After the Lions tour he took off to Zanzibar, an island off the coast of Tanzania, for a holiday. He also put some time in to his ambassador’s role and found himself in Johannesburg. Floods of children have been coming down from troubled Zimbabwe.
The relationship between O’Callaghan and the organisation began with a photo shoot to highlight the need for malaria nets. From there it blossomed.
“A school was set up and last year they’d 17 students. Now they’ve 1,216,” explains O’Callaghan. “All these kids want is education. It’s mad to chat to them. We went up to see the church where they stay. The same amounts of girls come across but due to trafficking a lot of them get lost.
“There were people sleeping on the stairs. The day we called the water pipe had burst and there was a young kid sleeping down on the step just about two feet away. It was sewage.

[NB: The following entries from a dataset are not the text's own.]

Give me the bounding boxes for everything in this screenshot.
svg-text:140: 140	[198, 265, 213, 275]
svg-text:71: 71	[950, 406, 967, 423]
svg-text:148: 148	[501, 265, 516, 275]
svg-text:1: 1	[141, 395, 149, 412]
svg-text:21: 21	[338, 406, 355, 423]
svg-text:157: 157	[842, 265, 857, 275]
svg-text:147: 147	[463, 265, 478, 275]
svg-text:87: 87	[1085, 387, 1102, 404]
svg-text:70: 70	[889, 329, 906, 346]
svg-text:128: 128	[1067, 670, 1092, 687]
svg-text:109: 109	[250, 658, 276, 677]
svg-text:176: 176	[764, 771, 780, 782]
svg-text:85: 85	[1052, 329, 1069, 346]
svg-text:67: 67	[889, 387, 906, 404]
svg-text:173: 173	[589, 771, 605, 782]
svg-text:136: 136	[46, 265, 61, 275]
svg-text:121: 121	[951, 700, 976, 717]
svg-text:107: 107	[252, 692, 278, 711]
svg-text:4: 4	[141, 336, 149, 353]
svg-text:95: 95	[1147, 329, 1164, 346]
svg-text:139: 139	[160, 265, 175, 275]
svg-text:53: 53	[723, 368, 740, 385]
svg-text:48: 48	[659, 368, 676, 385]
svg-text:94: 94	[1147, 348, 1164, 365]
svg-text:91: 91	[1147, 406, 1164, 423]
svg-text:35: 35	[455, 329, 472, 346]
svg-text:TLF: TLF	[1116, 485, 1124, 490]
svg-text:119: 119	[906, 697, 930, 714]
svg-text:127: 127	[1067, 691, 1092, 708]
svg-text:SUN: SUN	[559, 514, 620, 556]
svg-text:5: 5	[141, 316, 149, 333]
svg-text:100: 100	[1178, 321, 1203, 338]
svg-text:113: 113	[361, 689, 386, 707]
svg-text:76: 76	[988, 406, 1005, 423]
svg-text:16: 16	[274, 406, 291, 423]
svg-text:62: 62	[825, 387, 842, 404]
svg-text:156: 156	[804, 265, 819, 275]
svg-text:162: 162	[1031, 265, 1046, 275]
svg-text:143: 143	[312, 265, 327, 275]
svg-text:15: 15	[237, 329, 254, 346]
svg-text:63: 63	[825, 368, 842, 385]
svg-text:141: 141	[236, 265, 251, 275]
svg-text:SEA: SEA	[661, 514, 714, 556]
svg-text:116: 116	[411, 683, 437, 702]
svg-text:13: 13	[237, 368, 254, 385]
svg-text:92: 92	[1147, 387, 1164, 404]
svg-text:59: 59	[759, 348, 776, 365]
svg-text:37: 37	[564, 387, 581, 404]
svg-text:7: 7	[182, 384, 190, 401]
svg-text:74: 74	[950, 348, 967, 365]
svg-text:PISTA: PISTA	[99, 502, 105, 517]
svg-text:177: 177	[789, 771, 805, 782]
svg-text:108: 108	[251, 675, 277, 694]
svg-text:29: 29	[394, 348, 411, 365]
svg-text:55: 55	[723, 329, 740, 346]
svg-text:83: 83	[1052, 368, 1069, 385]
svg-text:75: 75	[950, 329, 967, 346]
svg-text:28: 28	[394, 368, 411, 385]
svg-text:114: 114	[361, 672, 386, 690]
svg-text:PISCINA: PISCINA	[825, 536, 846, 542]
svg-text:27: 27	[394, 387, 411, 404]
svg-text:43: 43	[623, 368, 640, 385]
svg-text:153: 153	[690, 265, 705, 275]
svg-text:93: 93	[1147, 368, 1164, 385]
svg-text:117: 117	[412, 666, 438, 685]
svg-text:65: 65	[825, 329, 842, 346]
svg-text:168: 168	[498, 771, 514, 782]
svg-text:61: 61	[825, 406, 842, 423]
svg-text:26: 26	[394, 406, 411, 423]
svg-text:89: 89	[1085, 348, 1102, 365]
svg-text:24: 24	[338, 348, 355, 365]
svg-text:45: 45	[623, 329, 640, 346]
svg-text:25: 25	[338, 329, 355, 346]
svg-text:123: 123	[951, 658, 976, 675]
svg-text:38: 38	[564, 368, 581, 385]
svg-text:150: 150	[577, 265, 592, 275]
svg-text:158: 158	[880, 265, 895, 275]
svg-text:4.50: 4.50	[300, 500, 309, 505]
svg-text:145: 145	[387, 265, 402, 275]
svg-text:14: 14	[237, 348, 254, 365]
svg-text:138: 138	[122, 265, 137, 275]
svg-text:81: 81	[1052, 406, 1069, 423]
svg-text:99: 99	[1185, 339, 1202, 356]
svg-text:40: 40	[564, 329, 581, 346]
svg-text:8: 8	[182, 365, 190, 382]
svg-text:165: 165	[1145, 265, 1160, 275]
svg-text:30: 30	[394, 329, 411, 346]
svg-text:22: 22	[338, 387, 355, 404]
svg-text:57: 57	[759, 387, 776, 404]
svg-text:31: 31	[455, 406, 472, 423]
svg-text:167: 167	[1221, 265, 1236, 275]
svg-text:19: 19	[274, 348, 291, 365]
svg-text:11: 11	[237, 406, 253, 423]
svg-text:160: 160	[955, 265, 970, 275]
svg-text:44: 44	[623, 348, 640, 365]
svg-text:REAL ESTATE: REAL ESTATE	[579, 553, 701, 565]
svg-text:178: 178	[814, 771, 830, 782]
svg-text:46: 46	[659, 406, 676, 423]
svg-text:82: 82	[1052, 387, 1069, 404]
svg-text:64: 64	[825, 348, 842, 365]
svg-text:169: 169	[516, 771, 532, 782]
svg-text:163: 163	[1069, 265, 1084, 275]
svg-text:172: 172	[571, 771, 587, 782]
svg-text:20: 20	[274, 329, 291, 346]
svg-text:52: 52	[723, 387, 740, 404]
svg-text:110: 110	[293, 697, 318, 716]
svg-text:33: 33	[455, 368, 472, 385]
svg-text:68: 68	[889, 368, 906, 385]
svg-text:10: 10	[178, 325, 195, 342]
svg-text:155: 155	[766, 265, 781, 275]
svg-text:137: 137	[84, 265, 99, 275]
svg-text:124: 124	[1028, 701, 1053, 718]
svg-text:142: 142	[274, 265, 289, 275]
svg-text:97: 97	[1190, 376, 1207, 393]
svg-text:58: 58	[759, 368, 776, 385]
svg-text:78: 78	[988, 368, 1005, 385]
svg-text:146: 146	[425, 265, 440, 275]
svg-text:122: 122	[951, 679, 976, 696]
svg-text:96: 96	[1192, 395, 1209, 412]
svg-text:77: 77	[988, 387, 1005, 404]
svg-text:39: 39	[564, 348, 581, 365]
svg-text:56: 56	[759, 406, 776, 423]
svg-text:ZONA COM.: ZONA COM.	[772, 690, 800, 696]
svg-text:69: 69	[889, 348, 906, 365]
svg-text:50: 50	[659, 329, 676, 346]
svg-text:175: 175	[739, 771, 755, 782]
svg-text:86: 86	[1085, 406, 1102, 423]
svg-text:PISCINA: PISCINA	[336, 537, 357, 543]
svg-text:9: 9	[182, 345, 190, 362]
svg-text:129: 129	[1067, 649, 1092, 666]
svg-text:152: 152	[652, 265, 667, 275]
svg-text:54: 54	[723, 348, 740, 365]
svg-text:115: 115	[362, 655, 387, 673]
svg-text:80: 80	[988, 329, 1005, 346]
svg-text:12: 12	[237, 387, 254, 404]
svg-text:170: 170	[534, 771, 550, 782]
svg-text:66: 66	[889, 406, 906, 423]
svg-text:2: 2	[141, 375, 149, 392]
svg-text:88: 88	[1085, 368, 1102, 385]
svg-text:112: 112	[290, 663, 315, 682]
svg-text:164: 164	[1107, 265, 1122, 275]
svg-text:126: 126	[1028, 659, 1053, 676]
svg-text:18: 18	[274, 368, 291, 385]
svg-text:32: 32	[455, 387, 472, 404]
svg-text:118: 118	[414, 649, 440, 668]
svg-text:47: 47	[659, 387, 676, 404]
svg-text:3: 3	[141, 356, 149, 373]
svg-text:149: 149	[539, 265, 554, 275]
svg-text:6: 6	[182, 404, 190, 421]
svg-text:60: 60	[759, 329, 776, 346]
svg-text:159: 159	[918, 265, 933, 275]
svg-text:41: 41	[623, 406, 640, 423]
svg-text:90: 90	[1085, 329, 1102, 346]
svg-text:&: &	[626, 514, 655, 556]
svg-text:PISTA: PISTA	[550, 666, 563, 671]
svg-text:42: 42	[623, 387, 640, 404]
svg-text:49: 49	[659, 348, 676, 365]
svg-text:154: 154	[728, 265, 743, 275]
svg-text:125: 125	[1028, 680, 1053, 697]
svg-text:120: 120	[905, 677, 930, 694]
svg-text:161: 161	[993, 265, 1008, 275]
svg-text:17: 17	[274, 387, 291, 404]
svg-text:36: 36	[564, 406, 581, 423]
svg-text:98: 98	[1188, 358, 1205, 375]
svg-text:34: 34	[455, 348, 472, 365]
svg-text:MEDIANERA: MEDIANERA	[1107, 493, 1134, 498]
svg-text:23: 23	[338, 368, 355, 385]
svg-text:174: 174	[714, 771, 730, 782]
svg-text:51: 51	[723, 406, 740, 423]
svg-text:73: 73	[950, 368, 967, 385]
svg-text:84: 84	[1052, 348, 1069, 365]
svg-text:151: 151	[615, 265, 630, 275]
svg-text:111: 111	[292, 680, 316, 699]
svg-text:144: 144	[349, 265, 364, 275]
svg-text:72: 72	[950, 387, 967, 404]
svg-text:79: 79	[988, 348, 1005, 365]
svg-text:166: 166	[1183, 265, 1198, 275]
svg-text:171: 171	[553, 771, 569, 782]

“We came up the stairs . . . just from having nieces and nephews, although I’m never let near them, I’m a clutz . . . there was a one-year-old baby sitting around on her own on top of the stairs. Who’s looking out for this kid? She was just sitting up. There was no one around. Incredible. To be fair the bishop of this church saw the problem and he basically opened the doors.
“I would like to get involved more. I know it’s hard with rugby. But you can make excuses about that. It opens your eyes a bit more. You see stuff like that and you have a cause nearly.
“I have to sit down with them now and make a plan. One of the kids said to me ‘I want to be a lawyer’. Then he started talking about wanting to be a commercial lawyer and was going right into it, completely over my head . . . I was chatting to a 14-year-old thinking what the f**k’s he on about . . . it’s incredible how driven they are. I’m not on a quest or anything like that. All they want is a chance.”
Disappointed he didn’t get a Test chance with the Lions, the free spirit of Munster rugby remains stoic and in the never-ending search for motivation, the coming season is a chance to prove them all wrong at Lions Inc. “I wouldn’t like to bitch and moan,” he says. “It didn’t go my way. I’ve just got to take that on the chin.”
But your going to push Paul O’Connell aside as captain now, we suggest. O’Callaghan beams down a big messer’s smile and clenches his fist. “That’s what I said day one,” he answers tilting his head. “There’s going to be big changes around here.”
As ever with the secondrow it ends in laughter, O’Callaghan laughing at himself.